FORBES: Well, since the pensions can't be funded the way they're promised and other than dumpin' on taxpayers, why not have 401K's, properly funded, where the worker owns it, the worker leaves a job, the worker keeps it? Dennis is exactly right. If you want to have a real retirement, real pensions, leave the workers in charge of the money instead of corporations, which can lose it.

ASMAN (overtalks last 4 words): And, Lea, we have all have become a lot more savvy about how to invest our funds. Most Americans now have some kind of stocks, either in ...

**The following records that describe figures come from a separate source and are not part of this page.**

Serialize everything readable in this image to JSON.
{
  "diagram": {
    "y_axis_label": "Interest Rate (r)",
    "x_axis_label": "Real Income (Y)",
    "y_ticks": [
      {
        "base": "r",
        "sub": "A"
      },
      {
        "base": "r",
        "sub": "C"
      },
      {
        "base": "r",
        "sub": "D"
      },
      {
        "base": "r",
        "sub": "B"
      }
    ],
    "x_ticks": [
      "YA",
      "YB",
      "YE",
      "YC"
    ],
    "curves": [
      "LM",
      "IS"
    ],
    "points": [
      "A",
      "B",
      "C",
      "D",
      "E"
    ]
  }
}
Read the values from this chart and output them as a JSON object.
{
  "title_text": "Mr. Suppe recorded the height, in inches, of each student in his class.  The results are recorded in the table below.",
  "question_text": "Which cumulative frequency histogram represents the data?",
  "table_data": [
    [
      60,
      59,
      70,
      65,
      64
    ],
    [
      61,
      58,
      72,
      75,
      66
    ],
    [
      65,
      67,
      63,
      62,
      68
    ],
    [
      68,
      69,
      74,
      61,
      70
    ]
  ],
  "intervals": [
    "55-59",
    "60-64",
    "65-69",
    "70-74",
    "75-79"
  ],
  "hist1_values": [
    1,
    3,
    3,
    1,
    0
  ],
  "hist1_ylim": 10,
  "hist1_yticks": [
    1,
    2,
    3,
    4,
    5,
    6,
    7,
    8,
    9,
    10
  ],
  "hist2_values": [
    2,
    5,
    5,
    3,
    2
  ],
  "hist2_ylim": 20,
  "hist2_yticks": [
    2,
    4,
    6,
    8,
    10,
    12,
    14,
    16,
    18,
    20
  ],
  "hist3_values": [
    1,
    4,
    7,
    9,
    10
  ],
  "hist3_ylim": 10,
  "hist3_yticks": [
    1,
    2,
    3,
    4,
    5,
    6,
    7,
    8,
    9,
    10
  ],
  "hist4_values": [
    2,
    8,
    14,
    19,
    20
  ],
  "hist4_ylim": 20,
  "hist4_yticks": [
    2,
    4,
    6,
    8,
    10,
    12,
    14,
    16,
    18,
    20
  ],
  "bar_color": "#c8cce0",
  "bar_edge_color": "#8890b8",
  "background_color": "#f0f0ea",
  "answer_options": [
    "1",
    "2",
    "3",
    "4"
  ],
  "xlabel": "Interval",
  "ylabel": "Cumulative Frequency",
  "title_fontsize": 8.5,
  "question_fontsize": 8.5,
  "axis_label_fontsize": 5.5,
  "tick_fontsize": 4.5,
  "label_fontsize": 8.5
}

HARDY, OFF-SCREEN: David, we have not gotten more savvy.

ASMAN: Hold on a second, Quentin. This is for Lea. Go ahead, Lea.

GOLDMAN: No. I'm going to have to part ways with you here. I myself I work for a business magazine, a great business magazine. I consult other people before I make moves to any of my plans. You know, it's not true that most Americans are savvy. Maybe a million of them tune into a program like this and get help on their, you know, on their financial management but it's not true across the board. We're talking about a nation of debtors, people who can't balance their checkbook. Now you're asking them to (indecipherable) their 401K's.

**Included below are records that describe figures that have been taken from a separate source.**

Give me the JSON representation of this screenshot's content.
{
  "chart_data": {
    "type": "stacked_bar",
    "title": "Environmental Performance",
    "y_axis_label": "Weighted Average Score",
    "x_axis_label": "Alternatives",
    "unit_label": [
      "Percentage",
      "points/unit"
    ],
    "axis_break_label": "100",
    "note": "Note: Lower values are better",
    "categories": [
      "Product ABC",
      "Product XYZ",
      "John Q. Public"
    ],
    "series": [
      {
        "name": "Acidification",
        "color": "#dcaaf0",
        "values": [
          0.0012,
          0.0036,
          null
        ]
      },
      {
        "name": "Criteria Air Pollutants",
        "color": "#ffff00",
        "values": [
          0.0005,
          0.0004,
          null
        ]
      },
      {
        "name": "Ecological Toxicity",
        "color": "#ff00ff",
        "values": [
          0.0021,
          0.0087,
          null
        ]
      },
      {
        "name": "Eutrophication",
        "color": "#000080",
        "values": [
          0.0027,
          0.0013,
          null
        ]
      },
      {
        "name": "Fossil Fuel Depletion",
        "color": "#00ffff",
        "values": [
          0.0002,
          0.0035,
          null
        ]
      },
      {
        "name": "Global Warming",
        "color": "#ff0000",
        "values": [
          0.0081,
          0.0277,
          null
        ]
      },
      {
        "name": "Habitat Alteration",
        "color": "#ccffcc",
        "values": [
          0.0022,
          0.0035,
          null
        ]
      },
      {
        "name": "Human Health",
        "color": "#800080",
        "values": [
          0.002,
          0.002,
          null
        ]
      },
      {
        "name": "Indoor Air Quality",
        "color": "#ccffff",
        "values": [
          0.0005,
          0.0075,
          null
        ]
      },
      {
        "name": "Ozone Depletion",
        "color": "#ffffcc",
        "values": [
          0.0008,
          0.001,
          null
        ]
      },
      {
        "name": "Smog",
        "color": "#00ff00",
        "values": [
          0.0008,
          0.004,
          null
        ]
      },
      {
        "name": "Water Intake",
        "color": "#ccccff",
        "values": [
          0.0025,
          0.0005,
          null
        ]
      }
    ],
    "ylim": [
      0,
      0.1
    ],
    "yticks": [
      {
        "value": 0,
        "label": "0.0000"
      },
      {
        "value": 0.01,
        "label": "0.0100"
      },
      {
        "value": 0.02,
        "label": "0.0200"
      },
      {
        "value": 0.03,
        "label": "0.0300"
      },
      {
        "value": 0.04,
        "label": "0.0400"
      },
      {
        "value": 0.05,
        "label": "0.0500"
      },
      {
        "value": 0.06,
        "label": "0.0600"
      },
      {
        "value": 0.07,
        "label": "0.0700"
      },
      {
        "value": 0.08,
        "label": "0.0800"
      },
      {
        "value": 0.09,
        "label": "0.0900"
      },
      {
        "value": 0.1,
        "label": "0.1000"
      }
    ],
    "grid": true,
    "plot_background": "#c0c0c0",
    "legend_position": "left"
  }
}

ASMAN (interrupts Goldman, overtalks the last part of her sentence, she does not look pleased): Alright. Quentin, what were you dyin' to get in on.

HARDY: It's just not true that we've become a lot smarter, David. People have thirty, forty thousand dollars saved up and they think they're made for life.

GOLDMAN: Um-hmm.

HARDY: They're not. This is gonna cost us way beyond anything New Orleans ever did.

FORBES: On the federal government level - on the federal government level we have people who know about investments, people who know nothing about investments, give people a handful of choices, well diversified funds, they'll do fine. Let the others do the work.

ASMAN: Dennis, last word. Go ahead.

KNEALE: You know, we can debate whether it's a good or bad thing but there's really no sense in it. Pensions are disappearing. Get ready for your 401K. The IBM move shows it.

ASMAN: Alright.

COMMENT

Did it ever cross the minds of these financial geniuses that people don't have massive amounts of savings because people don't make enough money to get through the month with any discretionary income left over?

There are many American like me out there, working six or seven days a week, with nothing saved up not because we're stupid, but because we lack the discretionary income to do so. Try saving when your health insurance premium goes up 10-15% a year, your energy costs skyrocket, the costs of food, clothing, shelter and education (if you have children) mount. The 38% of this country that rents is the 38% that doesn't have savings accounts, carries high balances on its credit cards and has no savings to speak of. And, as we all know, all it takes is one major medical emergency and hundreds of thousands in savings can evaporate overnight.

In an economy where real wages haven't risen in years and most of the new jobs created are at the low end of the pay scale, will someone please enlighten me as to where exactly people like me are going to get enough money to put into not just one but a variety of "diversified" investments?

This particular Forbes on FOX segment was just another way for the Republicans to argue, through its media mouthpiece, that whatever is good for the corporations is good for America's workers.

The not-so-hidden agenda of corporate America is to reduce wages and benefits here in the United States to the point where an American worker's pay, when adjusted for inflation, is on a par with that of his/her counterpart in China, India, Thailand, East Timor, etc. This global economic model assumes that as lower-wage jobs increase here in the good old U. S. of A., higher wage jobs will increase in the other countries. Instead of wealth being concentrated in the United States, it will disperse throughout the world, resulting in a global upper class, a global middle class and a global lower class.

The sad thing is that the very workers who stand to suffer the most in this global transformation are the same poor saps who think FOX News - owned by a massive multi-national corporation with investments on every continent (maybe even Antarctica) - is really, truly looking out for their interests.